Atrial fibrillation, left ventricular thrombus, septic emboli from infective endocarditis, tumors, and paradoxical embolism due to patent foramen ovale can be the source of emboli to coronary arteries [8]. On a postmortem examination of 419 patients, 55 patients (13%) had coronary artery embolic infarcts [10]. In a recent retrospective study of 1776 patients with de novo acute myocardial infarction, the prevalence of coronary artery embolism was 2.9% [11]. Furthermore, no predilection to right or left coronary arteries was observed. This finding was in contrast to a previous study which showed that the left coronary system was more prone to emboli, possibly due to the preferential flow [10].

The prevalence of thromboembolic events after direct-current cardioversion of atrial fibrillation is 2.0%, and is higher in diabetic and heart failure patients (9.8%) [12,13]. Most of the embolic events occur within 3 days after cardioversion [14]. The duration of atrial fibrillation prior to the direct-current cardioversion is an important risk factor for early formation of left atrial appendage thrombus in the case of subtherapeutic anticoagulation. In the cases of atrial fibrillation of more than 48 hours’ duration following direct-current cardioversion, there is electromechanical dissociation in the left atrium due to tachycardia-mediated stunning of the left atrium [15]; this causes stasis of the blood, leading to thrombogenesis and embolization [16]. In our patient, anticoagulation therapy interruption following the cardiac catheterization is the most likely explanation of the coronary artery embolism [14]. The sensitivity and specificity of TEE reaches 99% for exclusion of left atrial appendage thrombus [17], a frequent source of emboli; yet it is possible that in rare cases, micro-emboli remain undetected. Another possible pathophysiologic mechanism of myocardial infarction in our patient is the atrial fibrillation-induced inflammation. Many inflammatory markers have been used to predict cardiovascular events, and they play an important role in the pathophysiology of AF [18]. For example, plasma stromal cell-derived factor-1 has been found to be increased in patients with atrial fibrillation and coronary artery disease and is associated with recruitment of the inflammatory cells and adverse remodeling [19].

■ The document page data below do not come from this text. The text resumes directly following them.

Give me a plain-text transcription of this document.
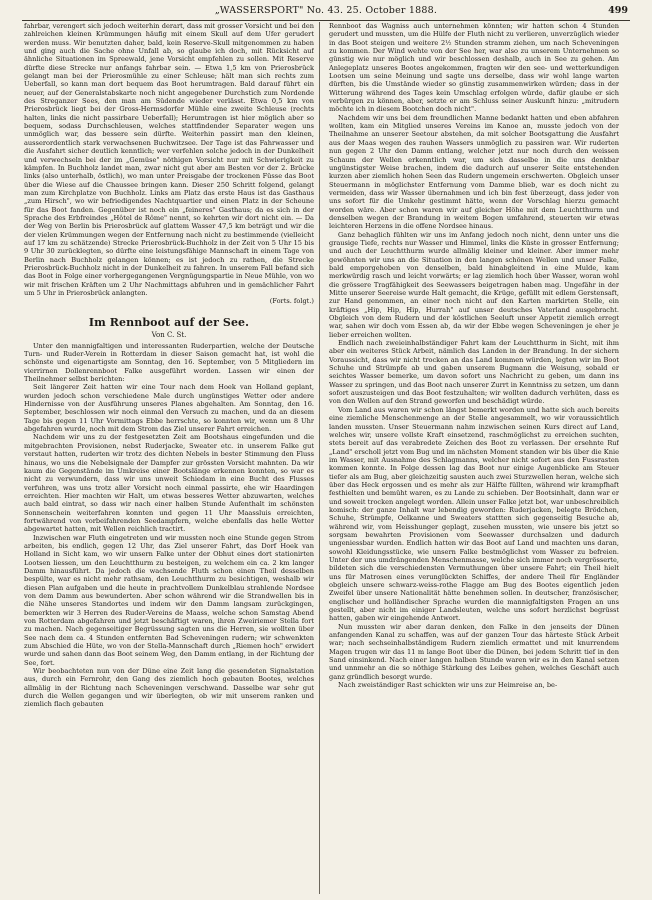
„WASSERSPORT" No. 43. 25. October 1888.	499

fahrbar, verengert sich jedoch weiterhin derart, dass mit grosser Vorsicht und bei den zahlreichen kleinen Krümmungen häufig mit einem Skull auf dem Ufer gerudert werden muss. Wir benutzten daher, bald, kein Reserve-Skull mitgenommen zu haben und ging auch die Sache ohne Unfall ab, so glaube ich doch, mit Rücksicht auf ähnliche Situationen im Spreewald, jene Vorsicht empfehlen zu sollen. Mit Reserve dürfte diese Strecke nur anfangs fahrbar sein. — Etwa 1,5 km von Prierosbrück gelangt man bei der Prierosmühle zu einer Schleuse; hält man sich rechts zum Ueberfall, so kann man dort bequem das Boot herumtragen. Bald darauf führt ein neuer, auf der Generalstabskarte noch nicht angegebener Durchstich zum Nordende des Streganzer Sees, den man am Südende wieder verlässt. Etwa 0,5 km von Prierosbrück liegt bei der Gross-Hermsdorfer Mühle eine zweite Schleuse (rechts halten, links die nicht passirbare Ueberfall); Herumtragen ist hier möglich aber so bequem, sodass Durchschleusen, welches stattfindender Separater wegen uns unmöglich war, das bessere sein dürfte. Weiterhin passirt man den kleinen, ausserordentlich stark verwachsenen Buchwitzsee. Der Tage ist das Fahrwasser und die Ausfahrt sicher deutlich kenntlich; wer verfehlen solche jedoch in der Dunkelheit und verwechseln bei der im „Gemüse" nöthigen Vorsicht nur mit Schwierigkeit zu kämpfen. In Buchholz landet man, zwar nicht gut aber am Besten vor der 2. Brücke links (also unterhalb, östlich), wo man unter Preisgabe der trockenen Füsse das Boot über die Wiese auf die Chaussee bringen kann. Dieser 250 Schritt folgend, gelangt man zum Kirchplatze von Buchholz. Links am Platz das erste Haus ist das Gasthaus „zum Hirsch", wo wir befriedigendes Nachtquartier und einen Platz in der Scheune für das Boot fanden. Gegenüber ist noch ein „feineres" Gasthaus; da es sich in der Sprache des Erbfreindes „Hôtel de Rôme" nennt, so kehrten wir dort nicht ein. — Da der Weg von Berlin bis Prierosbrück auf glattem Wasser 47,5 km beträgt und wir die der vielen Krümmungen wegen der Entfernung nach nicht zu bestimmende (vielleicht auf 17 km zu schätzende) Strecke Prierosbrück-Buchholz in der Zeit von 5 Uhr 15 bis 9 Uhr 30 zurücklegten, so dürfte eine leistungsfähige Mannschaft in einem Tage von Berlin nach Buchholz gelangen können; es ist jedoch zu rathen, die Strecke Prierosbrück-Buchholz nicht in der Dunkelheit zu fahren. In unserem Fall befand sich das Boot in Folge einer vorhergegangenen Vergnügungspartie in Neue Mühle, von wo wir mit frischen Kräften um 2 Uhr Nachmittags abfuhren und in gemächlicher Fahrt um 5 Uhr in Prierosbrück anlangten.

(Forts. folgt.)
Im Rennboot auf der See.
Von C. St.

Unter den mannigfaltigen und interessanten Ruderpartien, welche der Deutsche Turn- und Ruder-Verein in Rotterdam in dieser Saison gemacht hat, ist wohl die schönste und eigenartigste am Sonntag, den 16. September, von 5 Mitgliedern im vierrirnen Dollenrennboot Falke ausgeführt worden. Lassen wir einen der Theilnehmer selbst berichten:

Seit längerer Zeit hatten wir eine Tour nach dem Hoek van Holland geplant, wurden jedoch schon verschiedene Male durch ungünstiges Wetter oder andere Hindernisse von der Ausführung unseres Planes abgehalten. Am Sonntag, den 16. September, beschlossen wir noch einmal den Versuch zu machen, und da an diesem Tage bis gegen 11 Uhr Vormittags Ebbe herrschte, so konnten wir, wenn um 8 Uhr abgefahren wurde, noch mit dem Strom das Ziel unserer Fahrt erreichen.

Nachdem wir uns zu der festgesetzten Zeit am Bootshaus eingefunden und die mitgebrachten Provisionen, nebst Ruderjacke, Sweater etc. in unserem Falke gut verstaut hatten, ruderten wir trotz des dichten Nebels in bester Stimmung den Fluss hinaus, wo uns die Nebelsignale der Dampfer zur grössten Vorsicht mahnten. Da wir kaum die Gegenstände im Umkreise einer Bootslänge erkennen konnten, so war es nicht zu verwundern, dass wir uns unweit Schiedam in eine Bucht des Flusses verfuhren, was uns trotz aller Vorsicht noch einmal passirte, ehe wir Haardingen erreichten. Hier machten wir Halt, um etwas besseres Wetter abzuwarten, welches auch bald eintrat, so dass wir nach einer halben Stunde Aufenthalt im schönsten Sonnenschein weiterfahren konnten und gegen 11 Uhr Maassluis erreichten, fortwährend von vorbeifahrenden Seedampfern, welche ebenfalls das helle Wetter abgewartet hatten, mit Wellen reichlich tractirt.

Inzwischen war Fluth eingetreten und wir mussten noch eine Stunde gegen Strom arbeiten, bis endlich, gegen 12 Uhr, das Ziel unserer Fahrt, das Dorf Hoek van Holland in Sicht kam, wo wir unsern Falke unter der Obhut eines dort stationirten Lootsen liessen, um den Leuchtthurm zu besteigen, zu welchem ein ca. 2 km langer Damm hinausführt. Da jedoch die wachsende Fluth schon einen Theil desselben bespülte, war es nicht mehr rathsam, den Leuchtthurm zu besichtigen, weshalb wir diesen Plan aufgaben und die heute in prachtvollem Dunkelblau strahlende Nordsee von dem Damm aus bewunderten. Aber schon während wir die Strandwellen bis in die Nähe unseres Standortes und indem wir den Damm langsam zurückgingen, bemerkten wir 3 Herren des Ruder-Vereins de Maass, welche schon Samstag Abend von Rotterdam abgefahren und jetzt beschäftigt waren, ihren Zweiriemer Stella fort zu machen. Nach gegenseitiger Begrüssung sagten uns die Herren, sie wollten über See nach dem ca. 4 Stunden entfernten Bad Scheveningen rudern; wir schwenkten zum Abschied die Hüte, wo von der Stella-Mannschaft durch „Riemen hoch" erwidert wurde und sahen dann das Boot seinem Weg, den Damm entlang, in der Richtung der See, fort.

Wir beobachteten nun von der Düne eine Zeit lang die gesendeten Signalstation aus, durch ein Fernrohr, den Gang des ziemlich hoch gebauten Bootes, welches allmälig in der Richtung nach Scheveningen verschwand. Dasselbe war sehr gut durch die Wellen gegangen und wir überlegten, ob wir mit unserem ranken und ziemlich flach gebauten

Rennboot das Wagniss auch unternehmen könnten; wir hatten schon 4 Stunden gerudert und mussten, um die Hülfe der Fluth nicht zu verlieren, unverzüglich wieder in das Boot steigen und weitere 2½ Stunden stramm ziehen, um nach Scheveningen zu kommen. Der Wind wehte von der See her, war also zu unserem Unternehmen so günstig wie nur möglich und wir beschlossen deshalb, auch in See zu gehen. Am Anlegeplatz unseres Bootes angekommen, fragten wir den see- und wetterkundigen Lootsen um seine Meinung und sagte uns derselbe, dass wir wohl lange warten dürften, bis die Umstände wieder so günstig zusammenwirken würden; dass in der Witterung während des Tages kein Umschlag erfolgen würde, dafür glaube er sich verbürgen zu können, aber, setzte er am Schluss seiner Auskunft hinzu: „mitrudern möchte ich in diesem Bootchen doch nicht".

Nachdem wir uns bei dem freundlichen Manne bedankt hatten und eben abfahren wollten, kam ein Mitglied unseres Vereins im Kanoe an, musste jedoch von der Theilnahme an unserer Seetour abstehen, da mit solcher Bootsgattung die Ausfahrt aus der Maas wegen des rauhen Wassers unmöglich zu passiren war. Wir ruderten nun gegen 2 Uhr den Damm entlang, welcher jetzt nur noch durch den weissen Schaum der Wellen erkenntlich war, um sich dasselbe in die uns denkbar ungünstigster Weise brachen, indem die dadurch auf unserer Seite entstehenden kurzen aber ziemlich hohen Seen das Rudern ungemein erschwerten. Obgleich unser Steuermann in möglichster Entfernung vom Damme blieb, war es doch nicht zu vermeiden, dass wir Wasser übernahmen und ich bin fest überzeugt, dass jeder von uns sofort für die Umkehr gestimmt hätte, wenn der Vorschlag hierzu gemacht worden wäre. Aber schon waren wir auf gleicher Höhe mit dem Leuchtthurm und denselben wegen der Brandung in weitem Bogen umfahrend, steuerten wir etwas leichteren Herzens in die offene Nordsee hinaus.

Ganz behaglich fühlten wir uns im Anfang jedoch noch nicht, denn unter uns die grausige Tiefe, rechts nur Wasser und Himmel, links die Küste in grosser Entfernung; und auch der Leuchtthurm wurde allmälig kleiner und kleiner. Aber immer mehr gewöhnten wir uns an die Situation in den langen schönen Wellen und unser Falke, bald emporgehoben von denselben, bald hinabgleitend in eine Mulde, kam merkwürdig rasch und leicht vorwärts; er lag ziemlich hoch über Wasser, woran wohl die grössere Tragfähigkeit des Seewassers beigetragen haben mag. Ungefähr in der Mitte unserer Seereise wurde Halt gemacht, die Krüge, gefüllt mit edlem Gerstensaft, zur Hand genommen, an einer noch nicht auf den Karten markirten Stelle, ein kräftiges „Hip, Hip, Hip, Hurrah" auf unser deutsches Vaterland ausgebracht. Obgleich von dem Rudern und der köstlichen Seeluft unser Appetit ziemlich erregt war, sahen wir doch vom Essen ab, da wir der Ebbe wegen Scheveningen je eher je lieber erreichen wollten.

Endlich nach zweieinhalbständiger Fahrt kam der Leuchtthurm in Sicht, mit ihm aber ein weiteres Stück Arbeit, nämlich das Landen in der Brandung. In der sichern Voraussicht, dass wir nicht trocken an das Land kommen würden, legten wir im Boot Schuhe und Strümpfe ab und gaben unserem Bugmann die Weisung, sobald er seichtes Wasser bemerke, um davon sofort uns Nachricht zu geben, um dann ins Wasser zu springen, und das Boot nach unserer Zurrt in Kenntniss zu setzen, um dann sofort auszusteigen und das Boot festzuhalten; wir wollten dadurch verhüten, dass es von den Wellen auf den Strand geworfen und beschädigt würde.

Vom Land aus waren wir schon längst bemerkt worden und hatte sich auch bereits eine ziemliche Menschenmenge an der Stelle angesammelt, wo wir voraussichtlich landen mussten. Unser Steuermann nahm inzwischen seinen Kurs direct auf Land, welches wir, unsere vollste Kraft einsetzend, raschmöglichst zu erreichen suchten, stets bereit auf das verabredete Zeichen des Boot zu verlassen. Der ersehnte Ruf „Land" erscholl jetzt vom Bug und im nächsten Moment standen wir bis über die Knie im Wasser, mit Ausnahme des Schlagmanns, welcher nicht sofort aus den Fussrasten kommen konnte. In Folge dessen lag das Boot nur einige Augenblicke am Steuer tiefer als am Bug, aber gleichzeitig sausten auch zwei Sturzwellen heran, welche sich über das Heck ergossen und es mehr als zur Hälfte füllten, während wir krampfhaft festhielten und bemüht waren, es zu Lande zu schieben. Der Bootsinhalt, dann war er und soweit trocken angelegt worden. Allein unser Falke jetzt bot, war unbeschreiblich komisch: der ganze Inhalt war lebendig geworden: Ruderjacken, belegte Brödchen, Schuhe, Strümpfe, Oelkanne und Sweaters stattten sich gegenseitig Besuche ab, während wir, vom Heisshunger geplagt, zusehen mussten, wie unsere bis jetzt so sorgsam bewahrten Provisionen vom Seewasser durchsalzen und dadurch ungeniessbar wurden. Endlich hatten wir das Boot auf Land und machten uns daran, sowohl Kleidungsstücke, wie unsern Falke bestmöglichst vom Wasser zu befreien. Unter der uns umdrängenden Menschenmasse, welche sich immer noch vergrösserte, bildeten sich die verschiedensten Vermuthungen über unsere Fahrt; ein Theil hielt uns für Matrosen eines verunglückten Schiffes, der andere Theil für Engländer obgleich unsere schwarz-weiss-rothe Flagge am Bug des Bootes eigentlich jeden Zweifel über unsere Nationalität hätte benehmen sollen. In deutscher, französischer, englischer und holländischer Sprache wurden die mannigfaltigsten Fragen an uns gestellt, aber nicht im einiger Landsleuten, welche uns sofort herzlichst begrüsst hatten, gaben wir eingehende Antwort.

Nun mussten wir aber daran denken, den Falke in den jenseits der Dünen anfangenden Kanal zu schaffen, was auf der ganzen Tour das härteste Stück Arbeit war; nach sechseinhalbständigem Rudern ziemlich ermattet und mit knurrendem Magen trugen wir das 11 m lange Boot über die Dünen, bei jedem Schritt tief in den Sand einsinkend. Nach einer langen halben Stunde waren wir es in den Kanal setzen und unnmehr an die so nöthige Stärkung des Leibes gehen, welches Geschäft auch ganz gründlich besorgt wurde.

Nach zweiständiger Rast schickten wir uns zur Heimreise an, be-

The key to successful management of coronary artery embolism-related acute myocardial infarction is prompt thrombus aspiration [9]. The use of intracoronary thrombolysis with r-TPA or urokinase in addition to balloon angioplasty has also been described [1,6]. Optical coherence tomography (OCT) or intravascular ultrasound (IVUS) can be performed after catheterization to rule out possible underlying eccentric plaque rupture or erosion [20]. Histopathological examination shows that the left atrial thrombus contains fibrin, platelets, and red blood cells [3]. Long-term treatment with oral anticoagulation and antiplatelet therapy are recommended in these patients [5]. A coronary artery embolism recurrence rate as high as 8.7% has been reported during the 5-year follow-up. Moreover, a higher 5-year risk of all-cause and cardiovascular mortality compared to other subgroups of patients with acute myocardial infarction has been reported [11].

Conclusions

In conclusion, subtherapeutic anticoagulation therapy soon after direct-current cardioversion of atrial fibrillation can lead to potentially fatal coronary artery embolism and acute myocardial infarction. As demonstrated by our case, we suggest emergent thrombus aspiration and long-term treatment with triple antithrombotic therapy, including aspirin, P2Y12 receptor antagonist (e.g., clopidogrel), and factor Xa inhibitor or warfarin.